# Another Corrado owner checking in!



## MikkiJayne (Jan 1, 2007)

Hey guys,
I got fed up of mending my Corrado so I bought a 2002 A6 2.5TDI Quattro Avant
































I've done a thousand miles already and I've only had it a week








No big plans to mod it. It has 218K on the clock and the suspension is a little bouncy so maybe some Konis at some stage, and a remap might be on the cards at some point. 180bhp and 272lb/ft is plenty, but more is always better http://****************.com/smile/emthup.gif 
I rather like the blacked out headlights look though, so I may have a go at that if I have a quiet weekend sometime








Mikki x



_Modified by MikkiJayne at 12:20 AM 6-14-2008_


----------



## Snowhere (Jul 27, 2007)

*Re: Another Corrado owner checking in! (MikkiJayne)*

Welcome to the dark side!







How much chocolate can you fit in the trunk?








So does this mean the V8 is dead?








We need to liven this forum up some Mikky, what say you send me your TDI to swap into mine?! Dam federallies or VAG will not allow/send that setup to this side of the pond.















What millage are you getting with her? Or it might be a him for you.







I say we both need some xenon from an Allroad to upgrade the lighting. http://****************.com/smile/emthup.gif I was looking, but good beer went up in price, finally giving me some motivation to brew my own again. I am going for a English brown on Monday!


----------



## MikkiJayne (Jan 1, 2007)

*Re: Another Corrado owner checking in! (Snowhere)*


_Quote, originally posted by *Snowhere* »_Welcome to the dark side!







How much chocolate can you fit in the trunk?

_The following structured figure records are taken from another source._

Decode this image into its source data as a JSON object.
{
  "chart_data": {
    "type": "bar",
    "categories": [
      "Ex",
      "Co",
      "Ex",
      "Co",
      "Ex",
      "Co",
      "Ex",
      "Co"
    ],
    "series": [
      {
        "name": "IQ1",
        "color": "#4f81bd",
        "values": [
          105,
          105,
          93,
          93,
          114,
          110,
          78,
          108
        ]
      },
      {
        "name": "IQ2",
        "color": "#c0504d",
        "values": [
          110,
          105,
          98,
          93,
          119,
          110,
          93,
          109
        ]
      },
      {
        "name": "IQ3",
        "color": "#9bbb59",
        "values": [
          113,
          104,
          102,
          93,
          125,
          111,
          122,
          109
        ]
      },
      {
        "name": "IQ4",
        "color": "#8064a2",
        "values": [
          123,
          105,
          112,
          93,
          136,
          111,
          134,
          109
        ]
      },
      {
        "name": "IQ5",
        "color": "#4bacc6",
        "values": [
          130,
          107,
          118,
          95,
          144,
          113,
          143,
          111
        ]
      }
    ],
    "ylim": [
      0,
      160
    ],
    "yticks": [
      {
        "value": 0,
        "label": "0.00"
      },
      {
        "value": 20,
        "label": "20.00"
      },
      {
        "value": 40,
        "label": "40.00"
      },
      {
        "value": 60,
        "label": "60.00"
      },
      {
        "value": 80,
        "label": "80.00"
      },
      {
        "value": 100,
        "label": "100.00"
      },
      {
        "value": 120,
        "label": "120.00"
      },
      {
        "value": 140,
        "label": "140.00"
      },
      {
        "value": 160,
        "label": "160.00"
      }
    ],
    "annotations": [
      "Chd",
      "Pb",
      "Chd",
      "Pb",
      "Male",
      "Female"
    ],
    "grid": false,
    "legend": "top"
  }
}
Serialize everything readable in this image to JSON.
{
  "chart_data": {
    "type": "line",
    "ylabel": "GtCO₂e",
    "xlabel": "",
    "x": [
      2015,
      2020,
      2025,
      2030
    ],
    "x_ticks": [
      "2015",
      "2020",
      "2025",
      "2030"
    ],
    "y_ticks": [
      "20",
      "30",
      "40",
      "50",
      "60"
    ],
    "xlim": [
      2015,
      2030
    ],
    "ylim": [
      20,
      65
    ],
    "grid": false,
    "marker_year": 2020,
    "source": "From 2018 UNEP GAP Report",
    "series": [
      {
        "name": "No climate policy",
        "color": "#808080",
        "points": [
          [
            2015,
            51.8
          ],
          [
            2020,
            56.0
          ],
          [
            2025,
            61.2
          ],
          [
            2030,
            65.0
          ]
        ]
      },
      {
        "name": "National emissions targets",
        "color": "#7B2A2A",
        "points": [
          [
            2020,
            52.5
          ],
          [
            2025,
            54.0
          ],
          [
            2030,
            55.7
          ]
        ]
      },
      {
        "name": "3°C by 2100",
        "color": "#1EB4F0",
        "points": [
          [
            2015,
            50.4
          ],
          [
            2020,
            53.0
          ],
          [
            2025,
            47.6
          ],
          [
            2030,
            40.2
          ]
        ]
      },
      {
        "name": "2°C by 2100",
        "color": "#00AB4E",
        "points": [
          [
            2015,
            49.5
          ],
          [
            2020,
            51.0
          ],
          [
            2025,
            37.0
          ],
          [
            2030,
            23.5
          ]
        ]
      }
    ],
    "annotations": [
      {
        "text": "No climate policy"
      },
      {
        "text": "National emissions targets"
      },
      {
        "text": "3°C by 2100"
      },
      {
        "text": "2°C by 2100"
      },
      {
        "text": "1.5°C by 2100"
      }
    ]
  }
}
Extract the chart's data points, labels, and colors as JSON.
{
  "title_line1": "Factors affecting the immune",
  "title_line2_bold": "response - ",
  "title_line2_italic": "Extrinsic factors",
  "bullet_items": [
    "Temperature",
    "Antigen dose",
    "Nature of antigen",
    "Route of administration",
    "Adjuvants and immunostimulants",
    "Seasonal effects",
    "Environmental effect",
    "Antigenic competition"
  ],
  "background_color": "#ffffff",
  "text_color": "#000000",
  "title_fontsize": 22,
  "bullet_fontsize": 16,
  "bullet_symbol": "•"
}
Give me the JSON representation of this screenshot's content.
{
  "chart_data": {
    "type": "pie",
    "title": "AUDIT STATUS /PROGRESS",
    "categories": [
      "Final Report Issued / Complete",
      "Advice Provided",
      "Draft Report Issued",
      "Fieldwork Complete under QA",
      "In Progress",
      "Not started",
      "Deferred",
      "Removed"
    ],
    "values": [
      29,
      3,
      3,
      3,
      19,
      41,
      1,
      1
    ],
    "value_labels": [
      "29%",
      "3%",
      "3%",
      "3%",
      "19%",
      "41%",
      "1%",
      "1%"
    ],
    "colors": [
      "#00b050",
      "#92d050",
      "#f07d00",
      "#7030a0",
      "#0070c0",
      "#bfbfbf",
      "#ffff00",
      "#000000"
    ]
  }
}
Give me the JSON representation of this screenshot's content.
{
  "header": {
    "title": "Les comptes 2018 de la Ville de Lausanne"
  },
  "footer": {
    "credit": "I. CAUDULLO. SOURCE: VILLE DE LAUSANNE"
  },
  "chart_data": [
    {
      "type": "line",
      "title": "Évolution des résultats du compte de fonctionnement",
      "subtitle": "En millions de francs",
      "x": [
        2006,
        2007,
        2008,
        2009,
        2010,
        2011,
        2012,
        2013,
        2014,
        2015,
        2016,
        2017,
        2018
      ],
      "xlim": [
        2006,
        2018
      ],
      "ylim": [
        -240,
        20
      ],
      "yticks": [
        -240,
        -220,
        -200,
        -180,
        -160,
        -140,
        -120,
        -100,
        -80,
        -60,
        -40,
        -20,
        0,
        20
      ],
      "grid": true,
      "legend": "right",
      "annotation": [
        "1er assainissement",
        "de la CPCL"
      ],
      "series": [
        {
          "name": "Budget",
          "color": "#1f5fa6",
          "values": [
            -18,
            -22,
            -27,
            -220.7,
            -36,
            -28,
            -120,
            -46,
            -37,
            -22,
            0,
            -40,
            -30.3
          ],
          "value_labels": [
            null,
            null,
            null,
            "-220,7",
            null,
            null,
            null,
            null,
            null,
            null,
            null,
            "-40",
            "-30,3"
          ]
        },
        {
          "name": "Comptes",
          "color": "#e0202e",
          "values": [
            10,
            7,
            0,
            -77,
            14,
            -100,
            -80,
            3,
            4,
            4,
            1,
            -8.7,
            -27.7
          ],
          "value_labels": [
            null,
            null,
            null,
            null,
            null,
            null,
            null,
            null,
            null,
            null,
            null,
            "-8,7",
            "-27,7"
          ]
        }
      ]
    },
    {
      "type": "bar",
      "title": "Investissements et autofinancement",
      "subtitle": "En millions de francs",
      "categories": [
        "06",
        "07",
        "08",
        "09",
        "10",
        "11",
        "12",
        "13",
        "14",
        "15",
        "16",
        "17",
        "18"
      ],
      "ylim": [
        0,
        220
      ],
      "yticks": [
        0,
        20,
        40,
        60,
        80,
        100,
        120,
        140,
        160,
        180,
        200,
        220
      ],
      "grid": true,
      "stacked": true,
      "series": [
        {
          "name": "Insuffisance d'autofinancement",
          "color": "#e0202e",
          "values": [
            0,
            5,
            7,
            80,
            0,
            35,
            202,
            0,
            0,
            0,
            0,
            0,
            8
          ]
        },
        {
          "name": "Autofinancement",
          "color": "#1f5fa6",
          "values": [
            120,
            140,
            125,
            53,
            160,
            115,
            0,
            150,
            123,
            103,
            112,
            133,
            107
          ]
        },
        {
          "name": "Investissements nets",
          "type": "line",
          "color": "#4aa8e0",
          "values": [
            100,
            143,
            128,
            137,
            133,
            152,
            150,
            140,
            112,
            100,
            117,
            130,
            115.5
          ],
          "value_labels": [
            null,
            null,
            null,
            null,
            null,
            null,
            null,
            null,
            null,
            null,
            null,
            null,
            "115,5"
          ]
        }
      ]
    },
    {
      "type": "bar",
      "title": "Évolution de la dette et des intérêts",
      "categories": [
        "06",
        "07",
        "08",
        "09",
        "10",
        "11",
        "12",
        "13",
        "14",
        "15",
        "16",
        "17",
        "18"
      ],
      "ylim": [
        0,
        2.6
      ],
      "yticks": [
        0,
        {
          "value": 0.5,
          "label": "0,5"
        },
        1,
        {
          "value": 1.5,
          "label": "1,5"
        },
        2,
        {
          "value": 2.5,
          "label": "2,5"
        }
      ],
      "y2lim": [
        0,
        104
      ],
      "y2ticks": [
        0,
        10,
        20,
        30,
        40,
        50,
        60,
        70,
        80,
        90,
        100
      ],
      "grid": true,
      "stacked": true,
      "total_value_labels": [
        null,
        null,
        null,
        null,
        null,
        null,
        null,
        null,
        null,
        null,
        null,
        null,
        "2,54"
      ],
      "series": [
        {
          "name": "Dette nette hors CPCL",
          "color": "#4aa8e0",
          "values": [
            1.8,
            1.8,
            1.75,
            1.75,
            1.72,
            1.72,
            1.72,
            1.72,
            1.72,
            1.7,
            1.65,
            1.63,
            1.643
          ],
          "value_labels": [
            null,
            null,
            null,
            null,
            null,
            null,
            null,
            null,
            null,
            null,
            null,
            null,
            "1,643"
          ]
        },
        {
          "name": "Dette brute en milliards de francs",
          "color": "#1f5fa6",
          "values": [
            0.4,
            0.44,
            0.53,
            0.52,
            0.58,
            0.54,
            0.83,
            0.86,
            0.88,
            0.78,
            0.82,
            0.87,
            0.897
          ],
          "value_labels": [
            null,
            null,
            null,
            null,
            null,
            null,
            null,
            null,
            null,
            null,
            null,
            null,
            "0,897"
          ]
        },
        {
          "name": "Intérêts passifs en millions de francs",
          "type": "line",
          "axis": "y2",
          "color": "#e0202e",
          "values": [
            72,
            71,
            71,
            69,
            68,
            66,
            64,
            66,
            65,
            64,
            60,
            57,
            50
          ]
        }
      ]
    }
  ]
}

Hehe you know me too well! The front door pocket actually makes a perfect hidey-hole for chocolate buttons








The V8 as a car is dead, thanks to the thieving UK government and the greedy oil companies. Its just not viable to run a car that does 20mpg at $12 a gallon







But, the engine lives on! I'm breaking for lunch mid-removal. Watch the 'rado forum to see where it ends up








Wierd that you guys don't get the good TDI motors over there. I guess there's traditionally not been much demand because your fuel prices were so low. These days over here virtually every VW and Audi you see on the motorway is a TDI. With the 2.0 making 170bhp and capable of 50mpg its rendered gas engines a bit pointless!
The A6 is a lady, in the manner of all good cruise ships, predictably called Suzie







She's doing about 36mpg on the motorway (about 29 US) which is pretty good for a 4000lb car! She's pretty quick too with nearly as much torque as the 4.2! Allroad Xenons would be nice, but I'm not planning on spending too much on her. Its about time I spent my money on myself rather than on car parts








I have the full service history for her from delivery, and as far as I can tell in over 200,000 miles the only non-service parts she's needed are the driver's seat base and a hazard light switch. Yay for hewn-from-granite Audi build quality!








I am planning an RNS-E installation though if I can find one for a good price, using the excuse that I can play DVDs through it to entertain my 5-year-old stepdaughter on long journeys








Mikki x


----------



## PerL (Jan 9, 2001)

*Re: Another Corrado owner checking in! (MikkiJayne)*

Welcome to the A6 crowd!
The 2002 should have the good camshafts, but you should have them checked out, just in case.


----------



## MikkiJayne (Jan 1, 2007)

*Re: Another Corrado owner checking in! (PerL)*

Thanks








Camshafts were chaged at 212K http://****************.com/smile/emthup.gif


----------



## Lu VR6 (Aug 29, 2003)

I also went from a Corrado to an a6 avant, nice choice!!


----------



## BHB (Oct 26, 2004)

*Re: Another Corrado owner checking in! (MikkiJayne)*

V6 TDI ... do want. http://****************.com/smile/emthup.gif


----------



## clintg60-16v (Dec 13, 2002)

*Re: Another Corrado owner checking in! (bhb399mm)*

I bought an 1999 A6 2.8L with only 61K on in this past May...still love my Corrado and will never part with it! 
love my Quattro though. http://****************.com/smile/emthup.gif


----------